Elizabeth Harris-Sawczenko, Director, Council of Christians and Jews
I went to live in Israel prior to the first Intifaada. During those initial years I had experiences that were frightening and difficult due to the violence, general instability and fragility of life itself. Like many in our community I had only ever imbibed the Jewish/Israeli narrative but deep within me I always knew that I needed to find a way to connect with the other.
In 1993 an opportunity arose with the Oslo Accords. I was a working at a Jewish educational organisation where I met Palestinian counterparts for the first time: in particular a Palestinian woman, Itaf Abu Zayyad, wife of Ziad AbuZayyad a senior figure in the Palestinian legislature. We soon became friends despite our many differences. It was a powerful and I have to say very female experience, especially within the context of generations of mistrust and conflict. I do believe that women find ways to search for their common humanity. One has only to look at women’s contribution to the Good Friday agreement, the Israeli Women in Black during the first Lebanon War or the Israeli grassroots women’s peace initiative ‘Women Wage Peace’ to understand how key women are to bringing peace to the region.
A few years later, I was working in an organisation that safeguards civil and human rights in Israel. I started this job just days before the outbreak of the second Intifaada and was immediately plunged into numerous peace-building initiatives, with a team of Jewish, Christian and Muslim citizens of Israel.
In the middle of this Intifaada, my close Palestinian Christian colleague Antigona, who lived in Beit Jala, had her house demolished by rocket fire. She moved to Bethlehem in the middle of the chaos and spent the rest of the Intifaada in her basement to be safe from constant clashes between Palestinian and Israeli fire. Why do I share this with you? Because despite our different national and religious identities, every day of that intifaada I called her to make sure she was safe…and then one balmy summer night at the height of the conflict, the café opposite my home in Jerusalem was blown up. Anyone close to the blast died instantly. And yes, she was the first friend to check I was alive. So this is why I believe women have an essential contribution to peace and this is why I also believe peace is still possible.
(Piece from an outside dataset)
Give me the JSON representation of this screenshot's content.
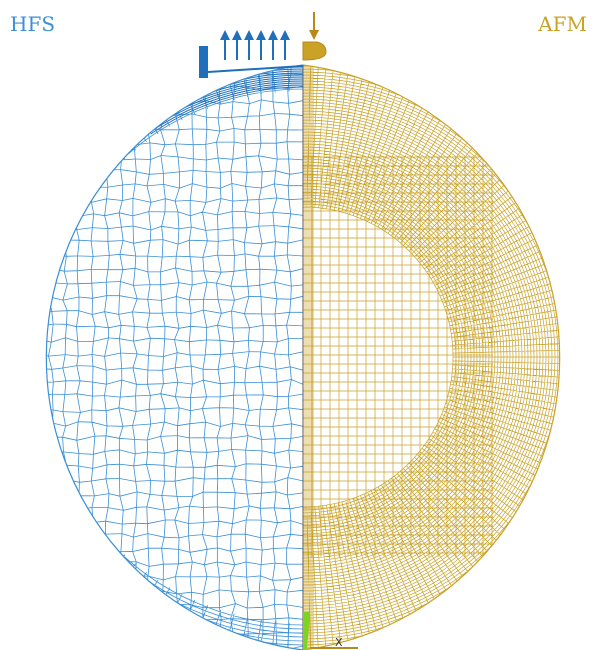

On my return to the UK I resolved to translate my experiences into new contexts and particularly within my interfaith role as Director of CCJ: To support Palestinians and Israelis working together, for a peaceful resolution to the conflict, in particular through highlighting the work of women in the Peace Movement. Each year CCJ leads a Christian/Jewish Leadership study tour to Israel and the Palestinian Territories through a partnership with two wonderful Palestinian women friends and colleagues: Riman (a Muslim) and Nimala (a Christian). On IWD I salute all those women who bravely continue to fight for peace and press for progress.